Small improvements with a significant impact
The research is focused on enhancing the fuel economy of diesel powered passenger cars and has already discovered that the accumulation of several small improvements can deliver a significant reduction in fuel consumption.
The improvements to fuel economy not only equate to savings in fuel costs, but also a reduction in carbon emissions. If the fuel efficiency of all vehicles on the road were to improve by just 1%, vehicle CO2 emissions would reduce by over 750,000 tonnes.
Through improvements to vehicle engine cooling systems, oil pump design and improved lubrication oil formulations, researchers have managed to improve fuel economy by around 6%.
Research in detail
The research seeks to help motor companies reduce the amount of fuel that is wasted, that does not contribute to driving the car on the road.
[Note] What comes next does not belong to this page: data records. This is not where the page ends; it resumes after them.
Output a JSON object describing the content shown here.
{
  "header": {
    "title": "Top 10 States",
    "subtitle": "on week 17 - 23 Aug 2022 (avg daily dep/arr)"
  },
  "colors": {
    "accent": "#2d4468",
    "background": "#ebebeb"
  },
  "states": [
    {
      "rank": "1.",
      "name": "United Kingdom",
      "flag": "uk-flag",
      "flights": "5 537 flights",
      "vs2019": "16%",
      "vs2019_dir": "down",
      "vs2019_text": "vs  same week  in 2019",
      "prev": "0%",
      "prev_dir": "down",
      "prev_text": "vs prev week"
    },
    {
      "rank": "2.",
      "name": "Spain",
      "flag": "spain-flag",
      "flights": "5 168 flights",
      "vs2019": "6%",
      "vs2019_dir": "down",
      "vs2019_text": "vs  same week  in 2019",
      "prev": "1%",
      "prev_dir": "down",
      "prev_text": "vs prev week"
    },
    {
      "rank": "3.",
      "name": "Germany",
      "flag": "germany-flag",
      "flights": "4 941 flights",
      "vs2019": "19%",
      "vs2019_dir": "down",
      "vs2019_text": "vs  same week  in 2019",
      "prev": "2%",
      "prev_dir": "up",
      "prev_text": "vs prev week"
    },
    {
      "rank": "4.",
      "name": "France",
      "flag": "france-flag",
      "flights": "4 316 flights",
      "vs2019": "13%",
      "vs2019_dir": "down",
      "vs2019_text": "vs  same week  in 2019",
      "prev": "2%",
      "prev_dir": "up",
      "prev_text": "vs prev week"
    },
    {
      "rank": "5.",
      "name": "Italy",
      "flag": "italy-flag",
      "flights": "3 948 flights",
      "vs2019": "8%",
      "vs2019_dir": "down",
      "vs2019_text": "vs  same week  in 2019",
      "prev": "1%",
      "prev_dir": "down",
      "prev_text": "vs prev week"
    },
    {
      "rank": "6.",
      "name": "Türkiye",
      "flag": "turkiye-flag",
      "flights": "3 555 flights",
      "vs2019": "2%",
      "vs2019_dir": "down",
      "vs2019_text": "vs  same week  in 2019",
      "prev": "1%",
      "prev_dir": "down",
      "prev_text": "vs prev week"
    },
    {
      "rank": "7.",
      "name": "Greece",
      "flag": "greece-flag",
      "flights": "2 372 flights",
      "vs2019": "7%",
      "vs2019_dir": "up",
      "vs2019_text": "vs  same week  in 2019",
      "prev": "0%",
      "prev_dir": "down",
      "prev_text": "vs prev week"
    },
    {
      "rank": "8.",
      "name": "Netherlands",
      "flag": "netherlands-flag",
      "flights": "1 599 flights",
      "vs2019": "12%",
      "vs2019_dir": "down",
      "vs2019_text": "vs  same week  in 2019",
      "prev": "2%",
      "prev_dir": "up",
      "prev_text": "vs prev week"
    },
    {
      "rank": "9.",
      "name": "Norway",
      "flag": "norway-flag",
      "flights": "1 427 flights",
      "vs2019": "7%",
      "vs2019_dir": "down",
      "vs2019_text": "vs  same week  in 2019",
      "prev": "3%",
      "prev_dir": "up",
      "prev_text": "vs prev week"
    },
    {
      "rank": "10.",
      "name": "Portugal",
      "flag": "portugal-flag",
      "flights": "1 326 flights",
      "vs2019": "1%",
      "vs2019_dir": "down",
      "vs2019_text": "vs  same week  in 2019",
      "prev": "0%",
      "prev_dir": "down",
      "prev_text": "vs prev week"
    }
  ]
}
This can be achieved through reducing frictional losses and improving combustion efficiency.
The researchers have found particular interest in rearranging the accessory drive at the front of the engine, which is used to drive engine accessories. Through rearranging a series of pulleys, chains and belts, researchers have identified a method of reducing fuel consumption by around 7%.
Making full use of the University’s facilities
“ Vehicles in five years will be noticeably different from the vehicles today. The improvements to oil pump, lubricant technology and improved accessory drives will become the norm on all vehicles. ”
Dr Chris Brace, Senior Lecturer in the Department of Mechanical Engineering
The University’s vehicle test facility (chassis dynamometer) has proven critical to the success of a number of projects, all designed to deliver fuel economy savings. Researchers have used an array of experimental facilities to achieve challenging objectives. This has led to a number of ‘how to look at it differently’ approaches to measure small but incrementally important improvements. These approaches are currently being transferred to the Ford Vehicle Test and Evaluation Facility at the Dunton Vehicle Centre in Essex.
The project focuses on new turbocharging strategies that can be applied to both petrol and diesel engines. This will be supported by a new £800K Turbo-Centre based on the University campus. It is hoped the centre will become the UKs Centre of Excellence for future downsized internal combustion engines.
When asked about the future of the project, Dr Chris Brace, Senior Lecturer in the Department of Mechanical Engineering replied, “Vehicles in five years will be noticeably different from the vehicles today. The improvements to oil pump, lubricant technology and improved accessory drives will become the norm on all vehicles.”
Professor Gary Hawley, Dean and Director of the Powertrain and Vehicle Research Centre said, “Over this past 10 years we have come a long way to establish ourselves as the leading university research group focusing on fuel economy improvements. The work leads directly into the next generation production vehicles and the applied nature of our work has resulted in extensive industrial collaborations being established”.